La fin: L'Héritage du Sang
La gomme s’acharna une dernière fois, mais au lieu du gris de l’oubli, une strie écarlate déchira la page. Ce n’était pas de l’encre. C’était une cicatrice enfouie si profondément que même le néant n’avait pu la lisser : ce quai, cette balafre de béton sous une pluie de cendre. Je revoyais ce départ, cette amputation nécessaire. Je l'avais abandonnée là, debout dans le sifflement des freins, laissant le froid dévorer son regard tandis que je m'engouffrais dans l'ombre du wagon. Le monde y avait vu une fuite, ma propre conscience y avait lu de la lâcheté, mais sous la gomme du double, la vérité hurlait enfin. Je m'étais arraché à elle dans un silence de mort, préférant devenir son plus beau regret plutôt que d'être le témoin quotidien de son extinction à mes côtés. J’avais accepté le mépris pour qu'elle puisse rester intacte. C'était un sacrifice sans témoin, mon seul acte de pureté, un acte si terrible qu'il posait l'ultime question : Est-ce un crime ?
Plus le double grattait, plus la plaie s’ouvrait, libérant un flot de rouge chaud et pulsant. Ce sang commençait à s’infiltrer dans les doigts de marbre du double, traçant un réseau de veines là où il n'y avait que du vide. À mesure que la page saignait, la sève de givre qui emprisonnait mes poumons se mit à bouillir. La chaleur de cette vieille douleur faisait craquer ma poitrine de bois noir.

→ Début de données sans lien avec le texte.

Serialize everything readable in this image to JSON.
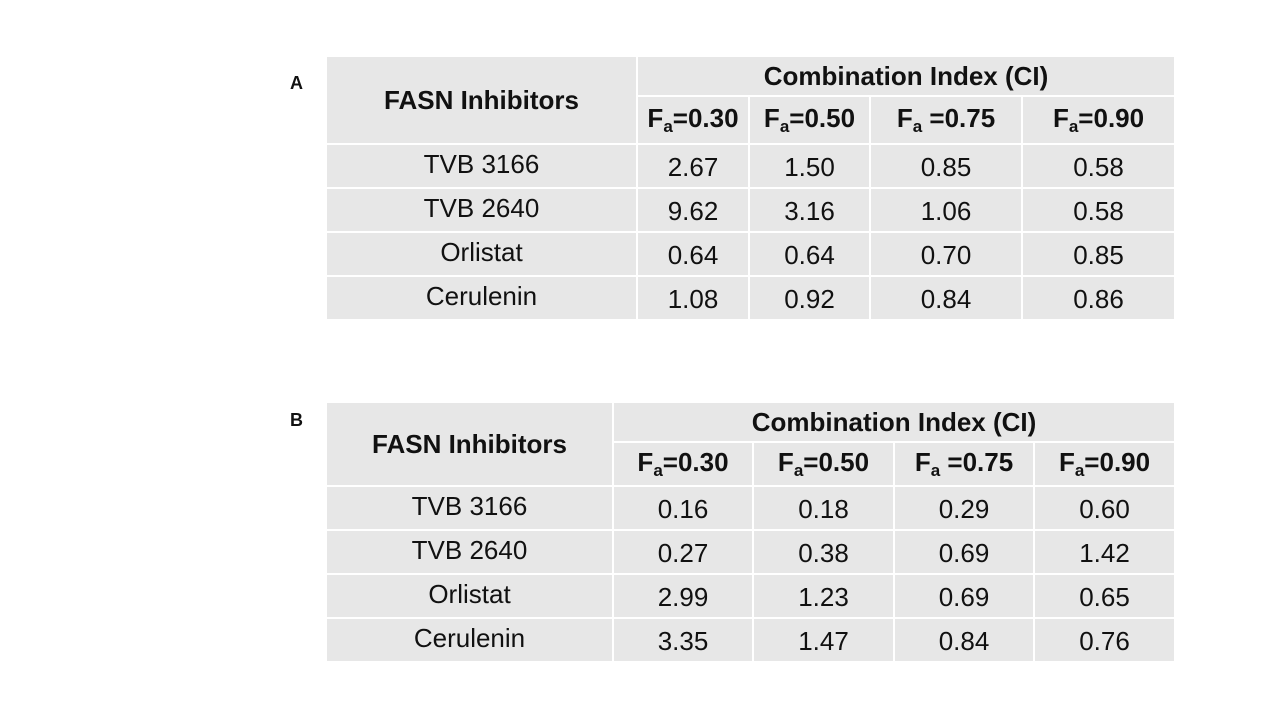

Nous ne luttions plus. Dans un spasme de noir et de pourpre, la distance entre le scribe et le sujet s’effondra. Ses yeux de vide se remplirent de mes propres larmes. Nous fusionnions dans le creuset de cette blessure partagée. Là, au milieu du champ de blé noir , l’imposture volait en éclats: je n’étais plus un reflet, il n’était plus un bourreau. Nous étions enfin un seul être, né de la seule vérité que la gomme ne pouvait atteindre : une plaie qui refuse de se refermer car elle est la preuve que j'ai, au moins une fois, réellement existé.